Multi-band perfect vortex beam generation using all-dielectric metasurface

Abstract

Vortex beams offer a novel avenue for advancing information transmission, storage, and processing within the optical domain. However, conventional optical apparatus and systems depend on the phase accumulation technique to create vortex beams. These methods frequently lead to the development of cumbersome and expensive configurations, hindering the integration with on-chip photonic systems. Metasurfaces, planar structures composed of nano-elements, hold immense promise for extensive adoption in optics and photonics. Their remarkable capacity to manipulate light at the nano-level has led to widespread utilization, particularly in generating optical vortices.
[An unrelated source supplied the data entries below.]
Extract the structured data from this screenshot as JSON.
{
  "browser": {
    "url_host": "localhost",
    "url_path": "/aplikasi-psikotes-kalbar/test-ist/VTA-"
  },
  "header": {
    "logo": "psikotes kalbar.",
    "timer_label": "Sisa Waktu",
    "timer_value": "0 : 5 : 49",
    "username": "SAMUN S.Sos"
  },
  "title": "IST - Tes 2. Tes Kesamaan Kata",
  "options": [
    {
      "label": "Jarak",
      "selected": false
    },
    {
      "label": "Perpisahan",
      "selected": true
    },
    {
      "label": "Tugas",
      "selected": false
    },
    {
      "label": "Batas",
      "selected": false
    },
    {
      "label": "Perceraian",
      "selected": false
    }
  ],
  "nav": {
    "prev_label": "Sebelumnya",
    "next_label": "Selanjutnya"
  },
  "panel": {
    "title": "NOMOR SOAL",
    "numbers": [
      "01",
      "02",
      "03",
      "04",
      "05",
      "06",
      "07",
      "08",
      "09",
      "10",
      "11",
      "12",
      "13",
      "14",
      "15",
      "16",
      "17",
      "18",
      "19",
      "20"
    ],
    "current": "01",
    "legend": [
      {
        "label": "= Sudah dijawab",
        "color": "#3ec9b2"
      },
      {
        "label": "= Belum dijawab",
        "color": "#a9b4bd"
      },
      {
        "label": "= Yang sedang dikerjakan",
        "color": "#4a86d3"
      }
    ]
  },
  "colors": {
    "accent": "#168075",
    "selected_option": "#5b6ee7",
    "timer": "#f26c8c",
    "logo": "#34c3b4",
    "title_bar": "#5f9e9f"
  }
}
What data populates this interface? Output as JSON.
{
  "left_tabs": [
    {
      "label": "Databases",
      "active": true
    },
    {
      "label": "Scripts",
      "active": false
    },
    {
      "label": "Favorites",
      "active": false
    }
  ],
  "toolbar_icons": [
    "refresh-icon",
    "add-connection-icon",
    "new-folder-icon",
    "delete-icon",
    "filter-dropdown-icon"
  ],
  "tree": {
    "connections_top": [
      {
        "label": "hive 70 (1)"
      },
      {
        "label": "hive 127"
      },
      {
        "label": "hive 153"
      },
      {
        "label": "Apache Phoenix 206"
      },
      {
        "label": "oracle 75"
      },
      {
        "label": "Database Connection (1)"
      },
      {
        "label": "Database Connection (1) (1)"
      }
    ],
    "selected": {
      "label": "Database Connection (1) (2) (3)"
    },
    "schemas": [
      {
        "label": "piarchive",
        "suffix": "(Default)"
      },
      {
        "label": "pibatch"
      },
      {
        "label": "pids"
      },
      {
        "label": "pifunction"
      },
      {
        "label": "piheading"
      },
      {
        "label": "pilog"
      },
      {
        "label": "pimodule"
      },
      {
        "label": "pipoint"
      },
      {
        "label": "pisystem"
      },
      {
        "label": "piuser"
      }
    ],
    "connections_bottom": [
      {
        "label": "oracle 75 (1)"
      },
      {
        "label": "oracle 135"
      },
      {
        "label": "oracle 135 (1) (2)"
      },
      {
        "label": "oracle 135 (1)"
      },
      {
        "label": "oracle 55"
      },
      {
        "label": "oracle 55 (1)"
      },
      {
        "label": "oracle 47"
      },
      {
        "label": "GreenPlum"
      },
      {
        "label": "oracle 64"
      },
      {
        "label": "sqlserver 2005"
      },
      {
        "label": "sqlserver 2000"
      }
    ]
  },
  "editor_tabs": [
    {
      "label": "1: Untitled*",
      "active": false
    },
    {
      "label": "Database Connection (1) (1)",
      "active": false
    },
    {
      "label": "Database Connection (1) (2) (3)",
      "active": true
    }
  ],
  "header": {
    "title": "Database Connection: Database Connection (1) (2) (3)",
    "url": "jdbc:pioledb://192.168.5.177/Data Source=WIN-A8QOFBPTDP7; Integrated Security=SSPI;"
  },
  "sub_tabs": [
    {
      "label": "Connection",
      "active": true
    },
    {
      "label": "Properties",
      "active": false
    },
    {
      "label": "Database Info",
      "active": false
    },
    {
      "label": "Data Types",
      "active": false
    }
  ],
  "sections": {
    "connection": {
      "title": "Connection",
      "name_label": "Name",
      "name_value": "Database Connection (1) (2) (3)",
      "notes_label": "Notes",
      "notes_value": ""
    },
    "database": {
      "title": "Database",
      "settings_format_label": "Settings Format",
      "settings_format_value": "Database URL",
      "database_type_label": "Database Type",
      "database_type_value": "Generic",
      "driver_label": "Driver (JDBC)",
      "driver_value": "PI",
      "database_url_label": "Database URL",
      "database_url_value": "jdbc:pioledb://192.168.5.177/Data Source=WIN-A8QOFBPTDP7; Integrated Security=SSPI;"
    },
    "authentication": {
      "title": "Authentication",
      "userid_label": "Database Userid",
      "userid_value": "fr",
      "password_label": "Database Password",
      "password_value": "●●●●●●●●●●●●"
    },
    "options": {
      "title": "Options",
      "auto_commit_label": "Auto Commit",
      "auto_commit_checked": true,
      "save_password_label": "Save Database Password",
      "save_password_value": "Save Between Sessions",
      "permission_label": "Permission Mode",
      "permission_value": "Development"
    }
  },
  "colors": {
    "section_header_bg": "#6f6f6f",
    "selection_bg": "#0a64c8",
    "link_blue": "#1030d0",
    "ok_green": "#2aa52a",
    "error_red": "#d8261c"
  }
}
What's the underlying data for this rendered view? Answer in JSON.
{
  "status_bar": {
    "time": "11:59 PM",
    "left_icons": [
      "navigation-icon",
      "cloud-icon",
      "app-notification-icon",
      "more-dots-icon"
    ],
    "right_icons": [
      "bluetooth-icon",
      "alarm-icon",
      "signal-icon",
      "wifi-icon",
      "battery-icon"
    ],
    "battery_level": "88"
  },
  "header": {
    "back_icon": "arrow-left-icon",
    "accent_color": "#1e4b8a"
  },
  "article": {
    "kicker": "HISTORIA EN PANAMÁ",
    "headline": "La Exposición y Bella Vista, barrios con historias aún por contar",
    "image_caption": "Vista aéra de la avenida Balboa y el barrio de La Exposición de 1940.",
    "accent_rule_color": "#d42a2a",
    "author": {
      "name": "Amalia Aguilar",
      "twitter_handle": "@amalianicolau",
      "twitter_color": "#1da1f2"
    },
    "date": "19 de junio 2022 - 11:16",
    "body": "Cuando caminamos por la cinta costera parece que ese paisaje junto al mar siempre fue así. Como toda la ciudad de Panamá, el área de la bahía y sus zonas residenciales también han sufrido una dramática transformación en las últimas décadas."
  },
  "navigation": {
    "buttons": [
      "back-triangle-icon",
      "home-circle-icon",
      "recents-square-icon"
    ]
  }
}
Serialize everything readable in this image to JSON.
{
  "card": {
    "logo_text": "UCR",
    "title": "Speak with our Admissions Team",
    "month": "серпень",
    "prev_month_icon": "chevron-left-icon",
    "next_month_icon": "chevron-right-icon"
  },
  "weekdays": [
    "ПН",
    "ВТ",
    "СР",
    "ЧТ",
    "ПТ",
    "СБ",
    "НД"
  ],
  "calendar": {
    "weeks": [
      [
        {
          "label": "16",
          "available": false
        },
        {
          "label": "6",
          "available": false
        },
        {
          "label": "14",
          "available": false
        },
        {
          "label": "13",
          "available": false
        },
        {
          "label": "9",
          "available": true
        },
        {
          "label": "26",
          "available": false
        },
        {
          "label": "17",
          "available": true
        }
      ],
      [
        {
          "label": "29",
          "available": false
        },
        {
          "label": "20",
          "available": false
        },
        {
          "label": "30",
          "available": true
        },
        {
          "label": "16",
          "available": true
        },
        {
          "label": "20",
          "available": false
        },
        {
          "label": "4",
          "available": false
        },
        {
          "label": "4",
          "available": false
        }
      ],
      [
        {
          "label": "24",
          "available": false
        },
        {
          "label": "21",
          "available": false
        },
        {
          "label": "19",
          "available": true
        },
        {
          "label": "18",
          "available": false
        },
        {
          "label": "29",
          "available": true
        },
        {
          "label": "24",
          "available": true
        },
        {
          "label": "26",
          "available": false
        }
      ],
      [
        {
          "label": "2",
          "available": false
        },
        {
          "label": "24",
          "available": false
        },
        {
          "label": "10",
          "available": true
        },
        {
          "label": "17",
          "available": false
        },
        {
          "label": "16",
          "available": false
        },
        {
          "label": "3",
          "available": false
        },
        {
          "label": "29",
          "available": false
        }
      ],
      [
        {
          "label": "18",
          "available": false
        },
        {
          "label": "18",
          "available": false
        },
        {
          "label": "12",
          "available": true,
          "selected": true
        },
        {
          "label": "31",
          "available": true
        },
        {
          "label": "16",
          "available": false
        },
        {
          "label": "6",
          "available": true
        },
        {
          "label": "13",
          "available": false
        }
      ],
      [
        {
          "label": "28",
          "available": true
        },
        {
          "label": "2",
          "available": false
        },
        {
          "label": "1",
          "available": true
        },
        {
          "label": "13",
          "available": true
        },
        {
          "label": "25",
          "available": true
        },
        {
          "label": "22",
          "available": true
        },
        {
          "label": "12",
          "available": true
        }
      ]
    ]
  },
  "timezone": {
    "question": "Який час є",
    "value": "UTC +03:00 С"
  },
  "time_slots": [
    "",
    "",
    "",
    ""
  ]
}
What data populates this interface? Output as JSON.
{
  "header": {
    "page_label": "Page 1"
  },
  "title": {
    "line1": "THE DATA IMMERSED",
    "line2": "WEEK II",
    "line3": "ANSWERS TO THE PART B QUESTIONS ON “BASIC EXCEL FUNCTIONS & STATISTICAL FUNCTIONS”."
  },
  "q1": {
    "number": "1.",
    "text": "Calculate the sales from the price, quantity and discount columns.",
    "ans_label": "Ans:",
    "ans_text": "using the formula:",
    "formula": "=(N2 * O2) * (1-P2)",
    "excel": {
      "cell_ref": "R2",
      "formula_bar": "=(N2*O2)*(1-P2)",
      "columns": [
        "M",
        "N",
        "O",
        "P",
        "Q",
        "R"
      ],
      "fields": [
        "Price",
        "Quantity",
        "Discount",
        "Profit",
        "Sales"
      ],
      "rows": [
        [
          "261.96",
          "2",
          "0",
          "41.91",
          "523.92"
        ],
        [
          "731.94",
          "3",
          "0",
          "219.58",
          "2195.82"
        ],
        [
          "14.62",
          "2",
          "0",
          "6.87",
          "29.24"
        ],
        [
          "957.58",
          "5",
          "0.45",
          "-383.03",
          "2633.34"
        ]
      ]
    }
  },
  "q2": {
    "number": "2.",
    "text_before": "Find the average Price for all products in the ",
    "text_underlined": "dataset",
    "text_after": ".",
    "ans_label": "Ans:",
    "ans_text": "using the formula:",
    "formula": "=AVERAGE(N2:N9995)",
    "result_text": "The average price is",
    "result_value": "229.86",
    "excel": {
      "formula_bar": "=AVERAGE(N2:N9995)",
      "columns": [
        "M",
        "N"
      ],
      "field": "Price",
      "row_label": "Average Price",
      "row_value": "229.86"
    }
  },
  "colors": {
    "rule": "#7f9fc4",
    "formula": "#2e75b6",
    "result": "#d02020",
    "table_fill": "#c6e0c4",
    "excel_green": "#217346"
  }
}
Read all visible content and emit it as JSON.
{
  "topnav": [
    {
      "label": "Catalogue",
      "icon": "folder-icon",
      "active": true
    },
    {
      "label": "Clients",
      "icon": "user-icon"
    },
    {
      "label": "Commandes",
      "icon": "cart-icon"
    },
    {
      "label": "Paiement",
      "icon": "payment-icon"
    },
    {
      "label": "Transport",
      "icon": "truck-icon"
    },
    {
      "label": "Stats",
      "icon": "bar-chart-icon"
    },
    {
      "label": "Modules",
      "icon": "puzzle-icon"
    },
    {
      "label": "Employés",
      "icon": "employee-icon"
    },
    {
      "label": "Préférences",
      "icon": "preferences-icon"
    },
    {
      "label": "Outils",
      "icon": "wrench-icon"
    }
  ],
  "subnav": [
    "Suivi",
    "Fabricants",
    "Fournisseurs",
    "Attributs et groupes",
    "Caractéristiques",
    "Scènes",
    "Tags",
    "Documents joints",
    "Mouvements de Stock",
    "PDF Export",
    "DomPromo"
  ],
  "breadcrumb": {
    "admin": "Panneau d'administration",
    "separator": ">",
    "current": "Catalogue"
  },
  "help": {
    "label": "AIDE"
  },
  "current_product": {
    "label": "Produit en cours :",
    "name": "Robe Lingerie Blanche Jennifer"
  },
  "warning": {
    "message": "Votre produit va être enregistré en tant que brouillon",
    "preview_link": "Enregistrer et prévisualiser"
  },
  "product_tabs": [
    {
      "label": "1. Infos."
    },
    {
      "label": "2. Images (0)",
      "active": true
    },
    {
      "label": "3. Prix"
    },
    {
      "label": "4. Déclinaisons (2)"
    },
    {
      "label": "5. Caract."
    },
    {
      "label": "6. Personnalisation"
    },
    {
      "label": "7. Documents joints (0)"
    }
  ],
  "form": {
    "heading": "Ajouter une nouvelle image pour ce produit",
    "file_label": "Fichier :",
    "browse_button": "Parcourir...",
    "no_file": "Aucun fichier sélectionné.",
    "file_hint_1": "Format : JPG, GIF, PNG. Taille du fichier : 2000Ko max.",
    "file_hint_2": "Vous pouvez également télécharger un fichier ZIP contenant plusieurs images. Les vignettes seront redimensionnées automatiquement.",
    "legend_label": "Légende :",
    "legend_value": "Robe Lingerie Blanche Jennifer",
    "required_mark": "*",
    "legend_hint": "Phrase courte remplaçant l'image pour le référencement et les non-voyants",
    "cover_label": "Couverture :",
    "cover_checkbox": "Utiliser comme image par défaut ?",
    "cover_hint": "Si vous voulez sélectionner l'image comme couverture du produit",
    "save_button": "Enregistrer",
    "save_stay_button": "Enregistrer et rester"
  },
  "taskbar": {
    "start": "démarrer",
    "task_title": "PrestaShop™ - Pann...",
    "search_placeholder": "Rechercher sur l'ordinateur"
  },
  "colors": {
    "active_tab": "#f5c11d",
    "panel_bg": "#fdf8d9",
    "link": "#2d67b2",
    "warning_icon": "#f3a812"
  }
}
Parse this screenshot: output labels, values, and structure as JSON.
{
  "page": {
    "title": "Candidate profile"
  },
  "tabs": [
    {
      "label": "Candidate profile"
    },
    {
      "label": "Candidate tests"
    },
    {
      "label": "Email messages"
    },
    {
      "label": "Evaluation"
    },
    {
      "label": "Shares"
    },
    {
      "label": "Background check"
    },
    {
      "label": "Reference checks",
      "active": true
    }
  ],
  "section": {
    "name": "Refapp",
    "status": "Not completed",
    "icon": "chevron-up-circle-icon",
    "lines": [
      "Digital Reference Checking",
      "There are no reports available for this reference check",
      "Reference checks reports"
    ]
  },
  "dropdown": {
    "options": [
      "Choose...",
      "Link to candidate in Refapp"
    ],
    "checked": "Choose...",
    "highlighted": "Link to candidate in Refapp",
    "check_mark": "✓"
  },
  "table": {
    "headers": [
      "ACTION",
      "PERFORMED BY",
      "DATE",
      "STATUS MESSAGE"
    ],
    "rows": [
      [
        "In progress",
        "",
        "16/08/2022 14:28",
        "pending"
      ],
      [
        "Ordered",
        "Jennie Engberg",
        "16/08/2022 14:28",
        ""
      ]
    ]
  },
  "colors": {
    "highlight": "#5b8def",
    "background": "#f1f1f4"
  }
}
In this work, we proposed an all-dielectric transmissive metasurface platform that generates a perfect vortex beam with a trigonometric function embedded in it to achieve an infinite topological charge. We selected silicon nitride (Si3N4) as the material of choice. It exhibits transparency in the ultraviolet (UV) region and across the visible spectrum. It also exhibits best-suited optical properties to ensure exceptional response in the targeted dual bands. We selected a numerical aperture of NA = 0.7 for verification of the concept, and two trigonometric functions are θ. cos⁡(θ) and ½ sin⁡(θ). The presented design technique and material may find potential applications in biomedicine, free-space optical data communications, and optical data modulation.